60-year old Amah Zhula is a model worker of the prefecture. Her two storey building stands alone in a remote corner. Zhula is busy working in her solar energy greenhouse when noises are heard indicating the family's sheep are returning from the prairie.

Zhula raises more than 1,000 head of cattle and sheep and the lambing season keeps her Spring Festival holiday very busy. With instruction from veterinary experts, Zhula can now make 150 thousand yuan, or some 22 thousand US dollars a year from raising livestock alone, and half of that income is put into husbandry.

"If you work hard, we herdsmen can live lifestyles like that of the urban dwellers. That's what I always told my kids."

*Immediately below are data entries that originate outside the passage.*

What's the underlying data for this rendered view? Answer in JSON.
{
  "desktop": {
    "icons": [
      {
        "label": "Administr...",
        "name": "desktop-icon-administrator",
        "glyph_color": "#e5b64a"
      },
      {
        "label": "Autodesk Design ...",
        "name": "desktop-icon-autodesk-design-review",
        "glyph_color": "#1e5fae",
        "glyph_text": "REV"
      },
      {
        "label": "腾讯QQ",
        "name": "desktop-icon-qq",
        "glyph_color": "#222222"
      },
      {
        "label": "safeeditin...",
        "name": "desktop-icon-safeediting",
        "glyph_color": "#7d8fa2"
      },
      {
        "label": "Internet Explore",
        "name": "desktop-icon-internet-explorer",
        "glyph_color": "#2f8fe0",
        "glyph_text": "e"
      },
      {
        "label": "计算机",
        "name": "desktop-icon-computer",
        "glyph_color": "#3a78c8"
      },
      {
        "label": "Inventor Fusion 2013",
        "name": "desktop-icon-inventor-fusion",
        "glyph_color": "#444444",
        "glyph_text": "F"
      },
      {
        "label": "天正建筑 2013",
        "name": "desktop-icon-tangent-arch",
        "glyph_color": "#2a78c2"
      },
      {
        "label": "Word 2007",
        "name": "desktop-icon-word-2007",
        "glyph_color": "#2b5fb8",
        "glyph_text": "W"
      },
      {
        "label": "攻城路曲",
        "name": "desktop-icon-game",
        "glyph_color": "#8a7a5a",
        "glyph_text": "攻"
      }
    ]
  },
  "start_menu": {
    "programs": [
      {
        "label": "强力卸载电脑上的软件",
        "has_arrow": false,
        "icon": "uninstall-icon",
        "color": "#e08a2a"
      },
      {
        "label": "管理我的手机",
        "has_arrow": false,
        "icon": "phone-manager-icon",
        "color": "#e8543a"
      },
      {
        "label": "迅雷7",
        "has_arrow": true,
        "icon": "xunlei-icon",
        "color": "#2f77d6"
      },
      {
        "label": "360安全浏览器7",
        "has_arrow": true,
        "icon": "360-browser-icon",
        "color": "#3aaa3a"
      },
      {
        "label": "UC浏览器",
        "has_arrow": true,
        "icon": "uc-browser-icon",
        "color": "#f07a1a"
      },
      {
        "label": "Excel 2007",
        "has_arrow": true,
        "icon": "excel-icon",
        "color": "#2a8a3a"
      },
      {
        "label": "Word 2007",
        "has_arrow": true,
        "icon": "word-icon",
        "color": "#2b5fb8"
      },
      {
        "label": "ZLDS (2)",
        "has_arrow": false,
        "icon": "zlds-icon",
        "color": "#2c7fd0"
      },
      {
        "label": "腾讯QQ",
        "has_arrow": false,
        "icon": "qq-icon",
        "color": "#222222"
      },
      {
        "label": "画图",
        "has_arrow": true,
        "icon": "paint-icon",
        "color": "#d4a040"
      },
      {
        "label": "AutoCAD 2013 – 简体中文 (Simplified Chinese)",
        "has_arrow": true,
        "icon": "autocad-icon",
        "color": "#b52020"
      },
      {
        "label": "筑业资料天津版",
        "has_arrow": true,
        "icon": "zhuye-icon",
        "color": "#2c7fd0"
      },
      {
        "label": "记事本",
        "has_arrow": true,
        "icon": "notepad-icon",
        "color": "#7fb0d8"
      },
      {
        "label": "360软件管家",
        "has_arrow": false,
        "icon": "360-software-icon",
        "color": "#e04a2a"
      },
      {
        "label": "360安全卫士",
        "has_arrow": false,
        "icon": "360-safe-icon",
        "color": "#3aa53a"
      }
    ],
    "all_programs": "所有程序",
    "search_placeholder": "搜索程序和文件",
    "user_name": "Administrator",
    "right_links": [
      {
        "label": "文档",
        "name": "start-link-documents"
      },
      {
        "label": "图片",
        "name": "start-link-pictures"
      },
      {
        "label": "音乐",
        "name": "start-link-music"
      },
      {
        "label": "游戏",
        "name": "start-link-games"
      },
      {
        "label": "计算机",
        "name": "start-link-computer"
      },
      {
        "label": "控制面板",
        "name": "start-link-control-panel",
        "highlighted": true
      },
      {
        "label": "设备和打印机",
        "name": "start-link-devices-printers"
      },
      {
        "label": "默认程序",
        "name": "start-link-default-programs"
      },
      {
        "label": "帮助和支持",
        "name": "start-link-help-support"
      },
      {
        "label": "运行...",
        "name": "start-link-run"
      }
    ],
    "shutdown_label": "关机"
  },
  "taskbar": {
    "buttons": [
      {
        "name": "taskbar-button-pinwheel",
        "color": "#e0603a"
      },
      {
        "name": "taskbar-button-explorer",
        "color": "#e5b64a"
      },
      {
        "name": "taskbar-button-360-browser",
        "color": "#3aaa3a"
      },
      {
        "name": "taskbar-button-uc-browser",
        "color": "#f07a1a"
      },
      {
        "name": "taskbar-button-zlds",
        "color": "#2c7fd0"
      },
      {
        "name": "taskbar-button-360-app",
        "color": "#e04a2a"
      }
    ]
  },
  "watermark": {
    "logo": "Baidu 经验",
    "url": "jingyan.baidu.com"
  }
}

Along with improved living conditions, China's thirty years of reform and opening up also changed local people to become more open minded. The use of wind and solar energy boosted the economic development in the region. Automobiles, motorcycles and mobile phones are becoming more and more popular in addition to all kinds of home appliances. For example in Suninte Zuo Prefecture, almost all the households own a small four-wheeled tractor and there is at least one motor vehicle in every three households.

Wearing a finely made green gown, Naren Toya, a friend of Zhula, drove her own car to come visit her friend. The young woman says she has learned to drive when she was a teenager.

"Nowadays women are freed from their chores thanks to modern technology and are able to learn to drive. My home is equipped with solar and wind generators so I can use a fridge and a washing machine which made my chores a lot easier. Now I have everything ready for Spring Festival Eve. Then we'll drive to see my parents who live some 20 kilometers away and spend the New Years Day with them."

Likewise, most of the herdsmen will drop their traditional ways of traveling on horses, but instead, they will drive their family cars to pay New Year's calls to relatives and friends during this Spring Festival.